İslami ilimlerle uğraşanların çoğu metodoloji sorunuyla karşı karşıya kalırlar. Buna İslami ilimler literatüründe usul ilmi diyoruz.
Buradaki en büyük metodoloji sorunu, her islami ilim için ayrı ayrı metodoljinin benimsenmesi konusu olmuştur.
Özellikle ilimleri öğrenmeye çalışanlar, bu metodoljinin çoğuna hakim olamadığından bir süre sonra islami ilimlerin sadece bir dalında yoğunlaşmakta, bu durum ise yorumlarında isabetsizliğe yol açmaktadır.
Örneğin bir fakih veya mutasavvuf, hadis diline ve metodolojisine yabancı olduğundan her gördüğü ve kitaplarda geçen hadisin bir kritiğini yapmadan benimsemekte bu durumda hem yanlış sonuçlara ulaşmakta ve hem de bilmeden mevzu, zayıf hadislerin yaygınlaşmasına, din diye benimsenmesine ve bir süre sonra bu zayıf noktadan islama saldırıların gelmesine neden olmaktadır.
Aynı şekilde diğer farklı islami disiplinlerinden habersiz olan bir hadisçi de hadisleri herhangi bir yoruma tabi tutmadan olduğu gibi benimsemekte, bu durumda da şekilci bir yapı ortaya çıkmaktadır.
Halbuki tüm bu disiplinleri birleştirecek ortak metodoloji/usul ilmi oluşturulsa insanlar olaylara bütüncül bakmış olurlar.
Biz nacizane olarak şöyle bir öneride bulunuyoruz:
Mevcut usul ilimleri içinde en kapsamlısı ve en çok üzerinde çalışılmış olanı usulu fıkıhtır. Usulu fıkhı esas alarak diğer usul bilgilerini bu temel üzerine inşa edebiliriz.
Örneğin şöyle yapabiliriz.
Klasik usul ilmimizde önce kitap/kur'an'la başlanır. Birinci kaynağımız odur. Burada Kur'an'ı sadece fıkıh açısından ele almak yerine, bu kısmı tefsir usulunün de anlatıldığı yer haline getirebiliriz. Böylece usulu fıkıh içinde tefsir usulu de yerleşmiş olur.
ikinci kaynağımız sünnet/hadis'tir. Burada da aynı yöntemi izler, sadece fıkıh açısından değil, hadis usulünü de buraya yerleştirebiliriz.
İcma'nın içine usulu din (akaid) yöntemini yerleştirebiliriz.
Kıyas'ın içine de akli ilimleri yani mantık, edebiyat, dil konularını yerleştirebiliriz.

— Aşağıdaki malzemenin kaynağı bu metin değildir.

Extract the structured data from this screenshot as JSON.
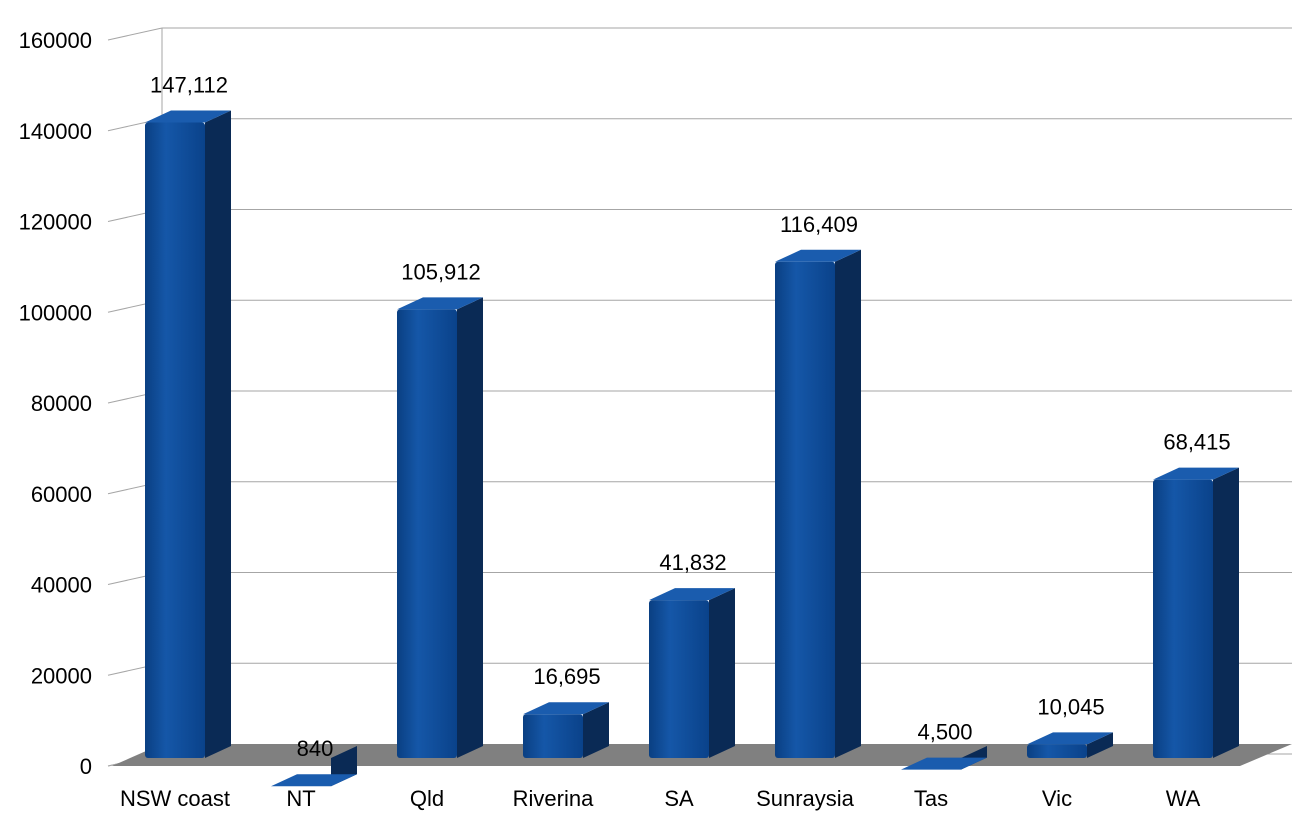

istihsan, istishap, seddu zerai yönteminin içine fıkhı batın/tasavvuf/edep ilmini de yerleştirebiliriz.
Böylece bir usul dersi ile tüm islami disiplinleri bir arada öğrenmiş oluruz.
Bu sayede disiplinler arası kopukluğu da gidermiş oluruz. Ayrıca, tek bir usul dersi içerisinde tüm yöntemleri yerleştirmiş oluruz. Bu durum öğrenmeyi, konuları birbirine bağlamayı da kolaylaştırır.